A beta blocker is any of a class of drugs that block impulses to certain nerve receptors (beta receptors) in various tissues throughout the body, including the heart, airways, and peripheral arteries. Beta blockers, also known as beta-adrenergic blocking agents, are generally prescribed to regulate the heart rate, reduce blood pressure, relieve angina (chest pain due to impaired blood supply to heart muscle), and improve survival following a heart attack. However, they are also being used in an increasingly wide range of other conditions, including glaucoma, liver disease, thyrotoxicosis (overactive thyroid gland), migraine, and anxiety states. Beta blockers are not suitable for all patients and are not used for patients with asthma or severe lung disease.
How beta blockers work
Beta blockers block beta-receptors – specific sites on body tissues where neurotransmitters (chemicals released from nerve endings) bind. There are two types of beta-receptor: beta1-receptors found in heart tissue and beta2-receptors found in the lungs, blood vessels, and other tissues. At these receptors, two chemicals, adrenaline and noradrenaline, are released from nerve endings in the sympathetic nervous system, the part of the involuntary nervous system that enables the body to deal with stress, anxiety, and exercise.
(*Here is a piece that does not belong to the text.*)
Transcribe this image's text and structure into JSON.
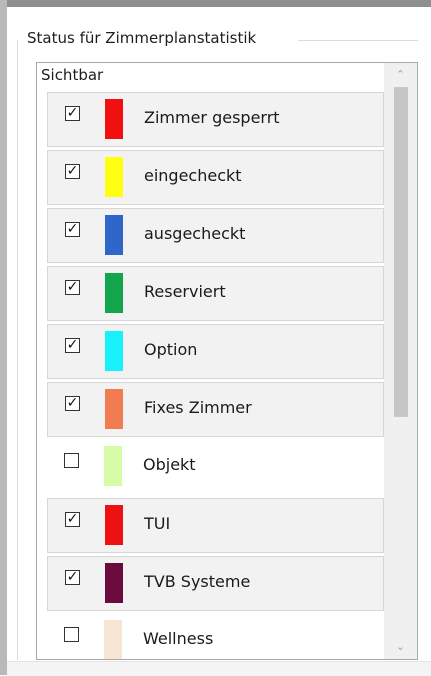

These neurotransmitters bind to beta-receptors to increase the force and speed of the heartbeat, to dilate the airways to increase air flow to the lungs, and to dilate blood vessels.
Cardioselective beta blockers combine predominantly with beta1-receptors; noncardioselective beta blockers combine with both types. Beta blockers slow heart rate and reduce the force of contraction of heart muscle. These effects can be used to slow a fast heart rate and regulate abnormal rhythms.
Beta blockers prevent angina attacks by reducing the work performed by the heart muscle and so the heart's oxygen requirement. High blood pressure is reduced because the rate and force at which the heart pumps blood into the circulation system is lowered.
The effect of blocking beta-receptors on muscles elsewhere in the body is to reduce the muscle tremor of anxiety and an overactive thyroid gland. Beta blockers can help to reduce the frequency of migraine attacks by preventing the dilation of blood vessel surrounding the brain, which is responsible for the headache. In glaucoma they lower pressure in the eye by reducing fluid production in the eyeball.
Possible adverse effects
By reducing heart rate and air flow to the lungs, beta blockers may reduce an individual's capacity for strenuous exercise, although this may not be noticed if physical activity is already limited by heart problems.
Beta blockers may worsen the symptoms of asthma, bronchitis, or other forms of lung disease. They may also reduce the flow of blood to the limbs, and thus aggravate peripheral vascular disease.
If long-term treatment with beta blockers is abruptly withdrawn, there may a sudden severe reoccurrence of the patient's symptoms and a significant rise in blood pressure. These problems can be avoided by gradually decreasing the dose.
Acebutolol is a beta blocker commonly used in the treatment of high blood pressure (hypertension), angina, and certain types of arrhythmia (abnormal heart rhythms) in which the heart beats too rapidly. Acebutolol works by relaxing blood vessels and slowing heart rate to improve blood flow and decrease blood pressure.
Acebutolol comes as an oral capsule and is taken as prescribed, usually once or twice a day. Possible side effects include dizziness, lightheadedness, lethargy, headache, constipation, diarrhea, upset stomach, and muscle aches.